# YouTube Summarizer + RAG Prompts

Welcome! This notebook demonstrates a **GenAI-powered system** that can:
-  **Summarize YouTube videos** using [gemini-1.5-flash-latest]
-  **Ask questions** about the video using **Retrieval-Augmented Generation (RAG)**
-  Store and retrieve content using **Chroma Vector DB** and **SentenceTransformer**

---

## Problem statement

**Problem:** YouTube videos are rich in information, but it's time-consuming to extract insights or answer questions.

**Goal:** Build an AI assistant that can:
- Automatically summarize any video
- Let users ask focused questions using retrieved context

**GenAI Solution:** We use Google Gemini for summarization and Q&A, enhanced with embedding-based retrieval.

---

## GenAI Capabilities Used

| Capability            | Description                                      |
|----------------------|--------------------------------------------------|
| Few-shot prompting   | Gemini is guided by examples for better output   |
| Structured output    | Summaries returned in structured JSON format     |
| Long context window  | Handles long video transcripts with chunking     |
| RAG (Retrieval-Augmented Generation) | Retrieves relevant transcript context for Q&A |

---

## Notebook Guide

1. **Setup & Installation** – Install libraries, configure Gemini, ChromaDB, SBERT
2. **Transcript Extraction** – Fetch and process YouTube transcripts
3. **Summarization (Gemini)** – Few-shot + chunked summaries in JSON
4. **Embedding & Storage** – Use SBERT + Chroma to store transcripts
5. **RAG Q&A** – Ask questions and get contextual answers using Gemini

---



## Install Required Libraries

### Code Explanation
Install library for calling youtube transcipts api, chromadb and transformers

In [1]:
pip install google-generativeai youtube-transcript-api chromadb sentence-transformers


Note: you may need to restart the kernel to use updated packages.

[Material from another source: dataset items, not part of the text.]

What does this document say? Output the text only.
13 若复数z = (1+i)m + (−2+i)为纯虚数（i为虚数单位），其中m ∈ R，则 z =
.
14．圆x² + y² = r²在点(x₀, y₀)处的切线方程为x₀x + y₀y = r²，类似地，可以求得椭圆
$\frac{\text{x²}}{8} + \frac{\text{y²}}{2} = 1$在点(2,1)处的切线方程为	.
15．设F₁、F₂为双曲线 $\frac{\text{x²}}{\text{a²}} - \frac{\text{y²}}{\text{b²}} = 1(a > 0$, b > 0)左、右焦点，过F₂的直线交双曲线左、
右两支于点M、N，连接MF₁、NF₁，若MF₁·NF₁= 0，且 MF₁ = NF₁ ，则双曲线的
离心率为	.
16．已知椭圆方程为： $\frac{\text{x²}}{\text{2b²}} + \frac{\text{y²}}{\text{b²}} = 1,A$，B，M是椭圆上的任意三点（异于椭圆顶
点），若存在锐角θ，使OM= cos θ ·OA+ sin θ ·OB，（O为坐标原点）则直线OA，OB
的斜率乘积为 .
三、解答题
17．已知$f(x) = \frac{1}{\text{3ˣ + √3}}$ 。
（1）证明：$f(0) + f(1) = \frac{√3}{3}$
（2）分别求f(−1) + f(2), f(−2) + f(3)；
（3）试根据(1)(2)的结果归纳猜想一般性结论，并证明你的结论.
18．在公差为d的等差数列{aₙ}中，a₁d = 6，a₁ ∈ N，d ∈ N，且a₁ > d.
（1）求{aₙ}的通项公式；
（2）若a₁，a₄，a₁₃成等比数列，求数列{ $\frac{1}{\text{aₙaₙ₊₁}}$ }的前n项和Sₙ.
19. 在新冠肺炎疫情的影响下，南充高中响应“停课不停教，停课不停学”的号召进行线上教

## Setup Chroma Vector DB and Embeddings

### Code Explanation
Import secrets and modules, config chroma client and load embedding models

In [2]:

# import secrets and modules
from kaggle_secrets import UserSecretsClient
import google.generativeai as genai
import chromadb
from chromadb.config import Settings
from sentence_transformers import SentenceTransformer

# Step 1: Secure Gemini API key
GOOGLE_API_KEY = UserSecretsClient().get_secret("GOOGLE_API_KEY")
genai.configure(api_key=GOOGLE_API_KEY)
model = genai.GenerativeModel("gemini-1.5-flash-latest")

# Step 2: Safe Chroma client setup
try:
    chroma_client = chromadb.Client()
except ValueError:
    print("Chroma already initialized. Reusing the instance.")
    chroma_client = chromadb.api.ClientAPI.instance()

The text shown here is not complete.